Use systems biology approaches to study virus-host interactions and to engineer vaccines

My laboratory takes systems biology approaches to characterize the virus replication capacity, in the presence of specific immune response, drug selection, and host-viral interactions, at the genomic scale. We integrate multi-disciplinary methods, including viral genetics, molecular and cellular biology, genomics, structural biology, microfluidics, informatics and mathematic modeling. We currently study the following viruses: Kaposi sarcoma-associate herpesvirus (KSHV), murine herpesvirus-68 (MHV-68), influenza virus, Zika virus and human immune-deficient virus (HIV). We have recently developed a method that will enable us to generate a functional genetic map of an entire viral genome at single nucleotide resolution. These studies will generate functional genomic maps that lay the foundation for comprehensively defining virus-host interactions, and accelerate rational vaccine design and drug development.

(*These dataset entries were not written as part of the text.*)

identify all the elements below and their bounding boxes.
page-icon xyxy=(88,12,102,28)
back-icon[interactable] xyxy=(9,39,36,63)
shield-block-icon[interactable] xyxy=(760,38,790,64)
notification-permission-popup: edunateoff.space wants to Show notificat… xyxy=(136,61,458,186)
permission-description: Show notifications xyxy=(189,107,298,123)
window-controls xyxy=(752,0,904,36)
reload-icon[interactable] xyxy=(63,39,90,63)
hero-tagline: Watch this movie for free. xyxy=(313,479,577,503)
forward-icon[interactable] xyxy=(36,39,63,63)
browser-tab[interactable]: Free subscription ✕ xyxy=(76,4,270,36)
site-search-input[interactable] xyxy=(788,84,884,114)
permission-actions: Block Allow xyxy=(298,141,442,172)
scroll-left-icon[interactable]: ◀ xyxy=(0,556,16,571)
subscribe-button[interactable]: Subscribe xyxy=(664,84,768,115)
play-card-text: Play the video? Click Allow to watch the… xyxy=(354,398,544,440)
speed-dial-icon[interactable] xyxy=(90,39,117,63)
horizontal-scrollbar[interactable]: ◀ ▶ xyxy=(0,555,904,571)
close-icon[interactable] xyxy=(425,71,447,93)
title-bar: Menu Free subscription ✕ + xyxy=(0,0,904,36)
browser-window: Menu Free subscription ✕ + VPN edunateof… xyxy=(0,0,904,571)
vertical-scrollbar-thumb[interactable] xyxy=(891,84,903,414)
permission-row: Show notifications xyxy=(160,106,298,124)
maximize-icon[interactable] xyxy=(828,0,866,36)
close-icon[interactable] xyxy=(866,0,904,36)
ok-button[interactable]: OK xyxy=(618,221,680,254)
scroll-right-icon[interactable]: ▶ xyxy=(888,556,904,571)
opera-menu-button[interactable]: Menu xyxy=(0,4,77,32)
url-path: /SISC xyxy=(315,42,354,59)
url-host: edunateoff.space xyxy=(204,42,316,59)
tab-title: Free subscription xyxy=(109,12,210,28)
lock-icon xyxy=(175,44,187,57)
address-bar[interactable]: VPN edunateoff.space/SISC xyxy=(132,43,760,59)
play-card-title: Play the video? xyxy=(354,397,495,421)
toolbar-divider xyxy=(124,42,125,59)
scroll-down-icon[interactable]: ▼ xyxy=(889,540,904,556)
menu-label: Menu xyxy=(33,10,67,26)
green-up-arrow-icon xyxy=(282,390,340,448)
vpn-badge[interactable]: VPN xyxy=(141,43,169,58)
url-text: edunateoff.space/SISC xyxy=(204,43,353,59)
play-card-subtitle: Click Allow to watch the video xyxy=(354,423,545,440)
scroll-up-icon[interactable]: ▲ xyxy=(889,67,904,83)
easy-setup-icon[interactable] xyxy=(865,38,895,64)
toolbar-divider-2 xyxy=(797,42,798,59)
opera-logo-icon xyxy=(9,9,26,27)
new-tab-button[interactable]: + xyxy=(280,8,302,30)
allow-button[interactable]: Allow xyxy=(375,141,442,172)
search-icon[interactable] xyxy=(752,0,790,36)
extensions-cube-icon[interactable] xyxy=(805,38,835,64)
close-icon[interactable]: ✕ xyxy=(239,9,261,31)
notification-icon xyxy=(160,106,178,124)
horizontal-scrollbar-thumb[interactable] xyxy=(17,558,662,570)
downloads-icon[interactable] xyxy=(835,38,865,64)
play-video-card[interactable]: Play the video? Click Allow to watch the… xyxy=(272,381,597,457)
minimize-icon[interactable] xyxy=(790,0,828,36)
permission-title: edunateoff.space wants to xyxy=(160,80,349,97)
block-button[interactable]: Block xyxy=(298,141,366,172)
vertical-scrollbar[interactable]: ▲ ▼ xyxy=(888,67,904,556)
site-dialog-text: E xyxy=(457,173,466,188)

One focus of my lab is to generate and utilize the high-resolution viral genomic information to precisely design vaccines. Traditional genetics focuses on the linkage of one mutation and one phenotype. Our approach is an innovative genetic platform that enables us to scan the entire HIV-1/influenza virus genome to identify sequences essential for viral replication at particular selection conditions such as interferons and cytotoxic T cells, etc. The identification of functional sequences in the entire viral genome at a high resolution establishes a solid foundation for rational vaccine design and enable precision-engineering. We have demonstrated with herpesvirus and influenza virus in mice-infection models, the viruses become more immunogenic than the wild type, but severely attenuated in vivo when we systematically remove the immune-evasion functions from the virus genome. Thereby, it can be a general rational approach to develop therapeutic or preventive vaccine for many other pathogens. Furthermore, we can use this approach to engineer viruses (cancer vaccines) to preferentially replicate in cancer cells and strongly stimulate immune responses against tumor antigens.